[CFP] Social Media and Critical Discourse Studies
Social Media and Critical Discourse Studies
Special Issue: Journal of Critical Discourse Studies
Guest Editor: Majid KhosraviNik, Majid.KhosraviNik@newcastle.ac.uk
The Journal of Critical Discourse Studies aims to publish critical research that advances our understanding of how discourse figures in social processes, social structures, and social change. This special issue is in response to changes in mediation technologies of discourse i.e. the techno‐discursive re/deployments in the media industry brought about by the penetration, proliferation and concentration of discursive practices within communicative paradigm of social media (KhosraviNik 2017, 2018). The issue addresses this particular media context against a broadly defined field of Critical Discourse Studies. The special issue aspires to bring together studies which:
‐ Make theoretical and/or methodological contributions in response to challenges to CDS notions of discursive/media power, representation and ideology etc. as well as adaptations in approaches of accessing, analysing and interpreting discursive practices online.

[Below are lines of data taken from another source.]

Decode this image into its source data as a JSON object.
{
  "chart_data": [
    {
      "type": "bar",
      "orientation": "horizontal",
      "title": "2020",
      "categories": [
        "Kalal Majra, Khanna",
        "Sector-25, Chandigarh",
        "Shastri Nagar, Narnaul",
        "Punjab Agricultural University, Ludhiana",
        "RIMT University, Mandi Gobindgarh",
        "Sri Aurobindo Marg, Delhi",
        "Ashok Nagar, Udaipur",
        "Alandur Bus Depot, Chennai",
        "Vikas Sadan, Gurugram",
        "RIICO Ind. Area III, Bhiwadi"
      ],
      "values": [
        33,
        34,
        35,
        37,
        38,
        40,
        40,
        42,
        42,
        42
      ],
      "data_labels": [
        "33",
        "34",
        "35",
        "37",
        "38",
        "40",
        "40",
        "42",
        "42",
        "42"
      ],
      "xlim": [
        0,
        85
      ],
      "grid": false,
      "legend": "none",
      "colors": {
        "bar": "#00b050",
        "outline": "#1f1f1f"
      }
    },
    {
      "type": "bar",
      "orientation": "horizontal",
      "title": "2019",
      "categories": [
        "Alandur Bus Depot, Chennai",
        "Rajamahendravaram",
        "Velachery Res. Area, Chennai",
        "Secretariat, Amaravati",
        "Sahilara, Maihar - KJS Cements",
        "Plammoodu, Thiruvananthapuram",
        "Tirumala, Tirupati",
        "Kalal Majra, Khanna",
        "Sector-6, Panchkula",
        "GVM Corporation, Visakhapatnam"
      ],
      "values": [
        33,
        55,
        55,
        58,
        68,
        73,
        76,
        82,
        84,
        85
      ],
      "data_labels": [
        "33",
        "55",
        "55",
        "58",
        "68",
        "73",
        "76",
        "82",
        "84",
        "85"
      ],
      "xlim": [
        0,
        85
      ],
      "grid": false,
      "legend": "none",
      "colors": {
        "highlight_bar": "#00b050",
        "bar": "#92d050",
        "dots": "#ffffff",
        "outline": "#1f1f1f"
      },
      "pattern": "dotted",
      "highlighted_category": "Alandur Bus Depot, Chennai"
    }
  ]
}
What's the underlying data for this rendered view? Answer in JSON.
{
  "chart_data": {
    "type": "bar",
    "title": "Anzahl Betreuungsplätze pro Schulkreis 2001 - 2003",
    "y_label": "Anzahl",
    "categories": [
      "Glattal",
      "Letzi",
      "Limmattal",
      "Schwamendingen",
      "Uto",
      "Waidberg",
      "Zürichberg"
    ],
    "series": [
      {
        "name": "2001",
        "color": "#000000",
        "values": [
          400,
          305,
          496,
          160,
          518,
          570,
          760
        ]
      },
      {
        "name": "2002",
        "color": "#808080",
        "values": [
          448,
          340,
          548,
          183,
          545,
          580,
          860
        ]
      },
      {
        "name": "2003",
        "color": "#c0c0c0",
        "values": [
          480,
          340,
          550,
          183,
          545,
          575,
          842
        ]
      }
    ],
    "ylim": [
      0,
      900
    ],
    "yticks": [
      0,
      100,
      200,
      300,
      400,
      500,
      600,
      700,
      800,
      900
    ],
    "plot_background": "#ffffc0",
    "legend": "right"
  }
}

‐ Consider social media communication as a new paradigm of communication as well as the spaces, locations and platforms for such communication.
‐ Critically unpack the nature of contemporary digital discourses beyond merely viewing social media as ‘data repositories’ i.e. engaging with changes in production and consumption of digital discourses.
‐ Engage with original, empirical and current case study analyses of various contemporary discourses in politics, culture, identity, etc.
‐ Make critical, fresh and meaningful transdisciplinary connections with social media theory.
‐ View discourse as forms of structured representations across a range of modalities of communication including the emerging meaning‐making artefacts and practices on social media
‐ Clearly position the research within the core tenets of CDS i.e. its aspirations, assumptions and critique as well as engagement with social theory
KhosraviNik, M. (2017) Social Media Critical Discourse Studies (SM‐CDS). In John Flowerdew & John E.
Richardson (Eds.), Handbook of Critical Discourse Analysis, 583–596. London: Routledge.
KhosraviNik, M. (2018) Social Media Techno‐Discursive Design, Affective Communication and Contemporary Politics. Fudan J. of Humanities and Social Sciences (ePub ahead of Print), 1‐16.
Submission deadlines
01/09/2018 Abstract Submission: Please email your proposal/abstract of 500 words, specifying the scope, aims, theoretical and methodological approach, the case, data and significance of the study to Majid.khosravinik@newcastle.ac.uk. Pease include five keywords plus a short bio for the author.
10/09/2018 Acceptance Notifications
15/12/2018 Full Article Submission
Articles should be original manuscripts of 8000 words maximum, including author details, abstract, and bibliography, and should follow the instructions for authors available on the CDS homepage.
Please note that accepted articles will go through the usual blind review process as per CDS guidelines and can be rejected at any time. The title of the SI may be modified at later stages.